Houseflies belong to the Order Diptera (having two wings). They are insects, possessing the standard three-part body composed of a head, a thorax, and an abdomen. The body of the housefly, a hard exoskeleton, is covered with minuscule hairs. They have six articulated legs, also covered with hairs. There are sensory receptors for smell and taste distributed on the legs and feet of the housefly, and also on their mouthparts.
Adult houseflies typically attain a size of no larger than 1/2 inch (1.25 cm), with the females surpassing the males in size. The thorax is dark gray, with four dark lines running lengthwise down the back. The ventral side of the abdomen is yellow. Houseflies have compound eyes, which are made up of several visual units. Because compound eyes are not focused, the vision of the housefly is blurred.
Houseflies multiply at a staggering rate. In only approximately two weeks from egg to adult, a female will be ready to lay eggs — almost 500 of them. She will lay her eggs in batches of about 100 to 150, over a period of three to four days. Her egg-laying medium of choice will be something the larvae can feed on upon hatching. Typical breeding grounds include garbage, rotting food, exposed feces of any type, and decomposing animal carcasses. The eggs have to stay moist in order to hatch successfully.
Within less than one day (8 to 20 hours), the whitish larvae, called maggots, hatch and begin to eat. A full-grown maggot will attain its mature size — 0.3 to 0.5 inch (7 to 12 mm) — in about three days. Larvae will be completely developed and ready to pupate in anywhere from four to thirty days, depending on the temperature of their environment. The more optimal the temperature, the quicker their development.
Similarly, the development of the housefly pupae depends on environmental temperature. In optimal conditions, only two to six days are required for the housefly to emerge from the pupal case.
In ideal conditions, the life cycle of the housefly may be completed in as little as ten days. Under more challenging conditions, it may take as long as two months. The average life cycle of the house fly takes place in ten to twenty-one days. Anywhere from ten to twenty generations of houseflies may occur in a given year.

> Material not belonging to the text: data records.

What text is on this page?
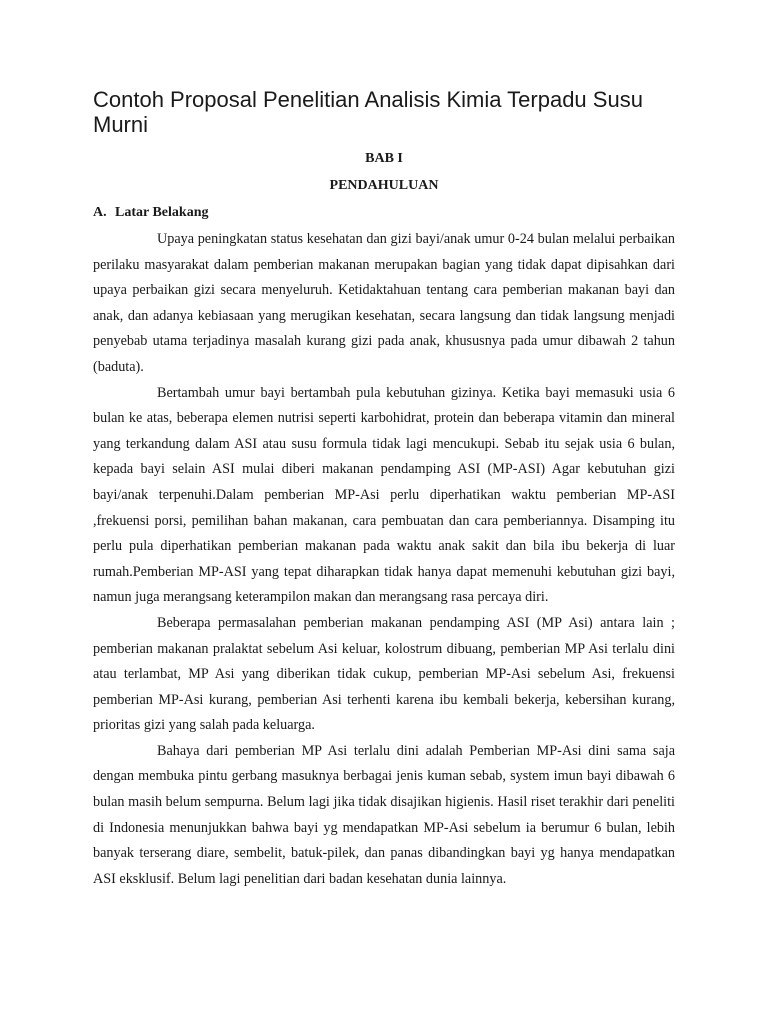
Contoh Proposal Penelitian Analisis Kimia Terpadu Susu Murni
BAB I
PENDAHULUAN
A. Latar Belakang

Upaya peningkatan status kesehatan dan gizi bayi/anak umur 0-24 bulan melalui perbaikan perilaku masyarakat dalam pemberian makanan merupakan bagian yang tidak dapat dipisahkan dari upaya perbaikan gizi secara menyeluruh. Ketidaktahuan tentang cara pemberian makanan bayi dan anak, dan adanya kebiasaan yang merugikan kesehatan, secara langsung dan tidak langsung menjadi penyebab utama terjadinya masalah kurang gizi pada anak, khususnya pada umur dibawah 2 tahun (baduta).

Bertambah umur bayi bertambah pula kebutuhan gizinya. Ketika bayi memasuki usia 6 bulan ke atas, beberapa elemen nutrisi seperti karbohidrat, protein dan beberapa vitamin dan mineral yang terkandung dalam ASI atau susu formula tidak lagi mencukupi. Sebab itu sejak usia 6 bulan, kepada bayi selain ASI mulai diberi makanan pendamping ASI (MP-ASI) Agar kebutuhan gizi bayi/anak terpenuhi.Dalam pemberian MP-Asi perlu diperhatikan waktu pemberian MP-ASI ,frekuensi porsi, pemilihan bahan makanan, cara pembuatan dan cara pemberiannya. Disamping itu perlu pula diperhatikan pemberian makanan pada waktu anak sakit dan bila ibu bekerja di luar rumah.Pemberian MP-ASI yang tepat diharapkan tidak hanya dapat memenuhi kebutuhan gizi bayi, namun juga merangsang keterampilon makan dan merangsang rasa percaya diri.

Beberapa permasalahan pemberian makanan pendamping ASI (MP Asi) antara lain ; pemberian makanan pralaktat sebelum Asi keluar, kolostrum dibuang, pemberian MP Asi terlalu dini atau terlambat, MP Asi yang diberikan tidak cukup, pemberian MP-Asi sebelum Asi, frekuensi pemberian MP-Asi kurang, pemberian Asi terhenti karena ibu kembali bekerja, kebersihan kurang, prioritas gizi yang salah pada keluarga.

Bahaya dari pemberian MP Asi terlalu dini adalah Pemberian MP-Asi dini sama saja dengan membuka pintu gerbang masuknya berbagai jenis kuman sebab, system imun bayi dibawah 6 bulan masih belum sempurna. Belum lagi jika tidak disajikan higienis. Hasil riset terakhir dari peneliti di Indonesia menunjukkan bahwa bayi yg mendapatkan MP-Asi sebelum ia berumur 6 bulan, lebih banyak terserang diare, sembelit, batuk-pilek, dan panas dibandingkan bayi yg hanya mendapatkan ASI eksklusif. Belum lagi penelitian dari badan kesehatan dunia lainnya.
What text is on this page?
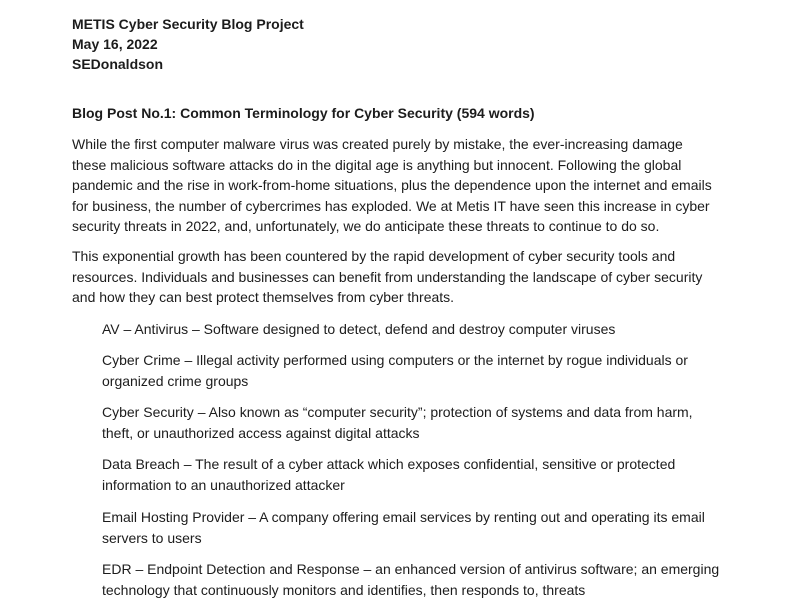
METIS Cyber Security Blog Project
May 16, 2022
SEDonaldson
Blog Post No.1: Common Terminology for Cyber Security (594 words)
While the first computer malware virus was created purely by mistake, the ever-increasing damage
these malicious software attacks do in the digital age is anything but innocent. Following the global
pandemic and the rise in work-from-home situations, plus the dependence upon the internet and emails
for business, the number of cybercrimes has exploded. We at Metis IT have seen this increase in cyber
security threats in 2022, and, unfortunately, we do anticipate these threats to continue to do so.
This exponential growth has been countered by the rapid development of cyber security tools and
resources. Individuals and businesses can benefit from understanding the landscape of cyber security
and how they can best protect themselves from cyber threats.
AV – Antivirus – Software designed to detect, defend and destroy computer viruses
Cyber Crime – Illegal activity performed using computers or the internet by rogue individuals or
organized crime groups
Cyber Security – Also known as “computer security”; protection of systems and data from harm,
theft, or unauthorized access against digital attacks
Data Breach – The result of a cyber attack which exposes confidential, sensitive or protected
information to an unauthorized attacker
Email Hosting Provider – A company offering email services by renting out and operating its email
servers to users
EDR – Endpoint Detection and Response – an enhanced version of antivirus software; an emerging
technology that continuously monitors and identifies, then responds to, threats
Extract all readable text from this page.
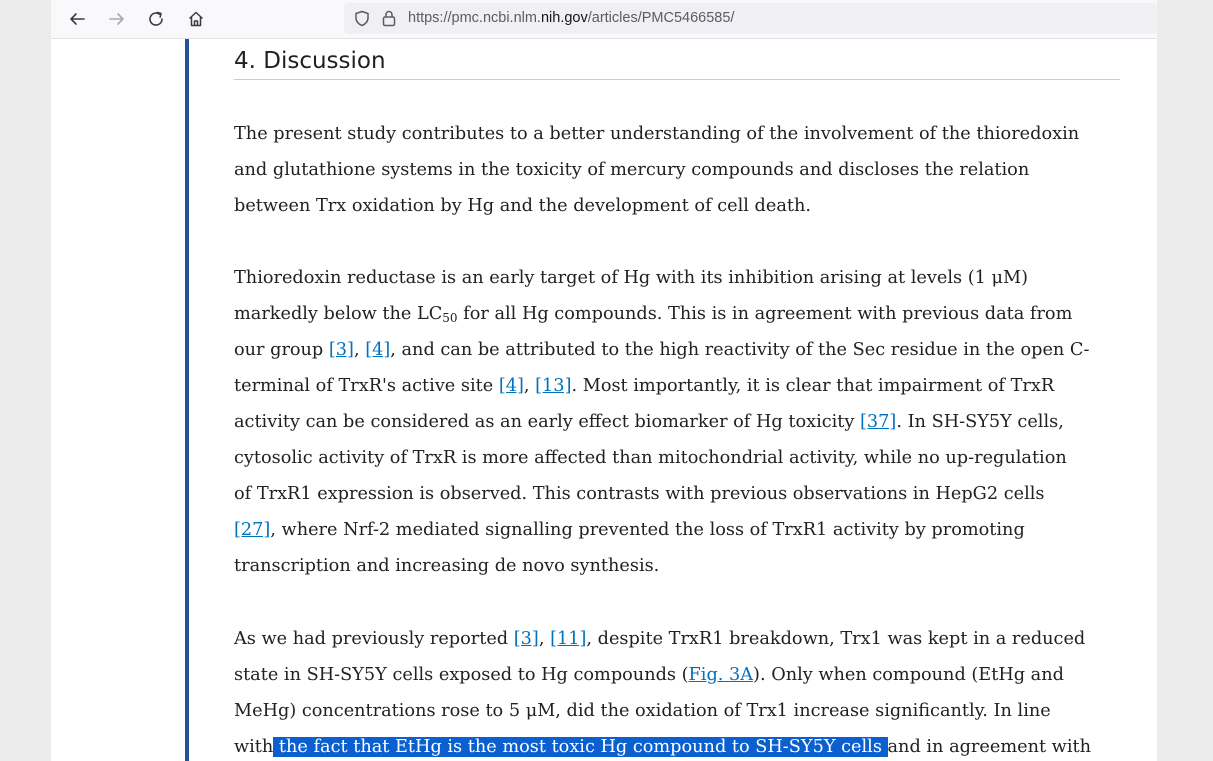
https://pmc.ncbi.nlm.nih.gov/articles/PMC5466585/
4. Discussion

The present study contributes to a better understanding of the involvement of the thioredoxin
and glutathione systems in the toxicity of mercury compounds and discloses the relation
between Trx oxidation by Hg and the development of cell death.

Thioredoxin reductase is an early target of Hg with its inhibition arising at levels (1 μM)
markedly below the $LC_{50}$ for all Hg compounds. This is in agreement with previous data from
our group [3], [4], and can be attributed to the high reactivity of the Sec residue in the open C-
terminal of TrxR's active site [4], [13]. Most importantly, it is clear that impairment of TrxR
activity can be considered as an early effect biomarker of Hg toxicity [37]. In SH-SY5Y cells,
cytosolic activity of TrxR is more affected than mitochondrial activity, while no up-regulation
of TrxR1 expression is observed. This contrasts with previous observations in HepG2 cells
[27], where Nrf-2 mediated signalling prevented the loss of TrxR1 activity by promoting
transcription and increasing de novo synthesis.

As we had previously reported [3], [11], despite TrxR1 breakdown, Trx1 was kept in a reduced
state in SH-SY5Y cells exposed to Hg compounds (Fig. 3A). Only when compound (EtHg and
MeHg) concentrations rose to 5 μM, did the oxidation of Trx1 increase significantly. In line
with the fact that EtHg is the most toxic Hg compound to SH-SY5Y cells and in agreement with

This prodigious capacity for reproduction makes the housefly a formidable foe in the war against illness and disease. The housefly is frequently a carrier for typhoid fever, anthrax, dysentery, and cholera, among other serious illnesses. It transmits disease by picking pathogens up on its leg hairs and then depositing them on food, contaminating it, when it lands there.
Possessing sponging, sucking mouthparts, houseflies can consume only liquid foods. To do so, they regurgitate on their food, which allows digestive enzymes to liquefy the food so they can ingest it. This process transfers germs from the housefly’s stomach contents to whatever it happens to land on and eat—particularly problematic if this is food about to be consumed by a human.
In spite of their role as disease carrier and general annoyance, houseflies do perform some useful functions. They serve as food for spiders and birds, they act as scavengers to help consume dead animals and rotting waste, and they are effective pollinators.
Houseflies should not be confused with stable flies, or dog flies. Stable flies feed on blood and cause raw, irritated wounds. Dogs that spend a great deal of time outdoors may be prime targets for these flies. Blow flies or flesh flies are large, slow, shiny green or blue flies that may also be confused with houseflies. These flies prefer freshly dead animals and are a good indicator of a dead animal in the proximity. They do not bite.